Do you have anything to hide on the Internet?
If so, a new article in the New York Times reports, you better be careful. More and more companies are using not only quick Google or Facebook searches, but full-fledged investigations into a job candidate's internet background, including the deep web.
One company, Social Intelligence, gets hired to performing investigations and then prepare formal reports. According to the CEO, Max Drucker, less than a third of the information comes from places like Facebook and Twitter. The bulk of the information comes from blogs, Yahoo! user groups, bulletin boards, and even Craigslist.

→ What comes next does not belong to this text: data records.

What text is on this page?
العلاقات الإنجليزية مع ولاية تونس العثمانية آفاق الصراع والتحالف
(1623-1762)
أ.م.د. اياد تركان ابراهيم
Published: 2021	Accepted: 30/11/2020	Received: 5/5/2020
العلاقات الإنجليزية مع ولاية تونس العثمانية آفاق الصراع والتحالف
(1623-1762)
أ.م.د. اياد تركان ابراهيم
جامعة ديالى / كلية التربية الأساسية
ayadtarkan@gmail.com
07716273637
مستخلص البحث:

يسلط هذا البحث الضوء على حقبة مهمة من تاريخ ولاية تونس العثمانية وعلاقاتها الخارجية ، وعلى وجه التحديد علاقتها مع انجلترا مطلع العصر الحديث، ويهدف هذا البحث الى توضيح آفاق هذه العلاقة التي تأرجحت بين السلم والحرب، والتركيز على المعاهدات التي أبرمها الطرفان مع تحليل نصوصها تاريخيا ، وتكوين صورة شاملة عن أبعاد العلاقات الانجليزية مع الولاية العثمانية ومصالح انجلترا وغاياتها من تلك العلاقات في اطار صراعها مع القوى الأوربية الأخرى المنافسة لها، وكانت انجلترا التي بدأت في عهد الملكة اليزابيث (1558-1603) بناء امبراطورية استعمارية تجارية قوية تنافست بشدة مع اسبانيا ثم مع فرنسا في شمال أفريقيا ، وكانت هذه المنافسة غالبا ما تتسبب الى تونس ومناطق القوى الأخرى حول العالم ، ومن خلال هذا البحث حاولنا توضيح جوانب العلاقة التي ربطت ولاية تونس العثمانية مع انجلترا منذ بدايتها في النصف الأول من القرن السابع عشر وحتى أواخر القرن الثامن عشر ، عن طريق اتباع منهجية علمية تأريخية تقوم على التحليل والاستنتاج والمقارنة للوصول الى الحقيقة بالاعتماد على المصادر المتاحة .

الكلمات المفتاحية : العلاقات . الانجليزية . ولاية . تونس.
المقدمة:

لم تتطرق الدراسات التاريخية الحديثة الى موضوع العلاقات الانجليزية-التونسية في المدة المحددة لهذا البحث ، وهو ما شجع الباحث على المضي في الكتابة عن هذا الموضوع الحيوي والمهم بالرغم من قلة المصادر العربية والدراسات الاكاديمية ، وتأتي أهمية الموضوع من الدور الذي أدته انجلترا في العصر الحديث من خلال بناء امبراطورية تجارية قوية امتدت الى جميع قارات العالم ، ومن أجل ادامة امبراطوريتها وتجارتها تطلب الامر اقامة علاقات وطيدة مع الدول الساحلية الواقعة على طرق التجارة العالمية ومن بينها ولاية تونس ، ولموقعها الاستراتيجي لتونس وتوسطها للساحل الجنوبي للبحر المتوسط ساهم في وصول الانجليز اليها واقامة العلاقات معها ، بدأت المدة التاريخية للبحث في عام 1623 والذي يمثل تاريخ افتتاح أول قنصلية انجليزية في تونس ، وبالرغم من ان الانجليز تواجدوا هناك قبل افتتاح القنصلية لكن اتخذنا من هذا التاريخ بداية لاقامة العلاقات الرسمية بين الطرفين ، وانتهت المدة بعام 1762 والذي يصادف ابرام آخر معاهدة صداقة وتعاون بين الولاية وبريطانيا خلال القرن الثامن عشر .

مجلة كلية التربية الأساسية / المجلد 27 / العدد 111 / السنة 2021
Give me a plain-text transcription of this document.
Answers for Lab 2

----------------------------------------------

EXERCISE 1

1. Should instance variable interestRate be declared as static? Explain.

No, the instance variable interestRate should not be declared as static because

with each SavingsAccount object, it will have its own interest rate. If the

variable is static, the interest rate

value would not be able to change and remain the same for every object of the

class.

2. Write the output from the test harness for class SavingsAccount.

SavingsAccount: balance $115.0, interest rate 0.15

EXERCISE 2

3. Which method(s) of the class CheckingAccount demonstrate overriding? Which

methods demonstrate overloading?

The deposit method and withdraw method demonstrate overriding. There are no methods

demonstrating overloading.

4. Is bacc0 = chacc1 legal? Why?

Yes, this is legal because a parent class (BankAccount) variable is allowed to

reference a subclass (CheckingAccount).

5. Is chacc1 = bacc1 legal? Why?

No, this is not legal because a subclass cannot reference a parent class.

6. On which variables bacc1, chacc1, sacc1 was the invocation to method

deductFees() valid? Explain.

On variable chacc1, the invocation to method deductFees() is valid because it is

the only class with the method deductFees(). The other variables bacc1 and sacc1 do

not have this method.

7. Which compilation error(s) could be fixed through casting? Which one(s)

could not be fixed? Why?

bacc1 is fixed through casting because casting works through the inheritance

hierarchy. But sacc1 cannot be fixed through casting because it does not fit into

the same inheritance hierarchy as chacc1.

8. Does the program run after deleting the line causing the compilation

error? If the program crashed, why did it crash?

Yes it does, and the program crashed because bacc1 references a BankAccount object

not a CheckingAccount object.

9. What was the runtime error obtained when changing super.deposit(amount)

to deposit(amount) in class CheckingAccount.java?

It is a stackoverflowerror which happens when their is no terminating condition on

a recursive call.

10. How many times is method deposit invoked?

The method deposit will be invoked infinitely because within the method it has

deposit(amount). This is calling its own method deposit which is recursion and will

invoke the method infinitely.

How worried do you need to be?
The article notes that the formal report method may be more fair--and, perhaps, legal--than a quick Google and Facebook search, especially since companies are forbidden by federal law from searching for and seeking information on specific factors. Race, gender, and marital status, for example, are all protected under federal law and employers are forbidden from searching for that information. Drucker notes that his reports not only clear that information, they also ensure that people with the same or similar names are not confused.
Overall, though, should we be concerned that companies are going ever-deeper and searching ever-further into our Internet presences? Should Internet presence be a company's concern?
Yes and no.
There's a strong argument that what people do on their own time--especially from their own computers--is their own business. If someone likes to play videogames in their spare time, their posts on World of Warcraft forums shouldn't affect their job candidacy. (Of course, this is all assuming people stay within the bounds of legality. A person found participating in illegal activities probably doesn't have much of a defense.)
But of course, people aren't arguing over videogames and illegal activities. The tricky stuff is this: if someone makes a racist blog comment or a sexist Twitter post, should his or her employer be concerned? Some say no, the employee can say and do whatever he wants in his spare time, but others say yes, the employee is a reflection on the company.
The fundamental problem is that we haven't yet figured out how the Internet works in terms of visibility, social applicability, and anonymity. I blogged about Internet anonymity a few weeks ago, and the problem of Internet anonymity is also really a problem of Internet visibility.
It's true that with the Internet, it can be very easy to connect the different pieces of someone's life. Someone's videogame side can be connected to their classical music side can be connected to their political side. So it's absolutely true that what someone says and does on their own time might end up reflecting on their employer.
On the other hand, it's not hard to keep hidden parts of your online life, and we should all think about doing a better job of separating them. Google+ is built fundamentally on the principle of separating your streams and differentiating between friends. Similarly, now might be a good time to filter through your Facebook profile, organizing friends into lists and setting specific privacy settings.
It's also a good idea to periodically do your own deep-web searches on yourself, and look into deleting (or distancing) old comments, tweets, or status updates that don't reflect what you want them to.
In the end, whether we agree or disagree with Internet searches won't make an immediate impact. Instead, if we clean up our online presences and make ourselves appealing to employers, then the need for services like Social Intelligence disappears. Companies are free to search for us, and we're free to control what they can find.
Of course, we could always just make sure there's nothing to hide, right?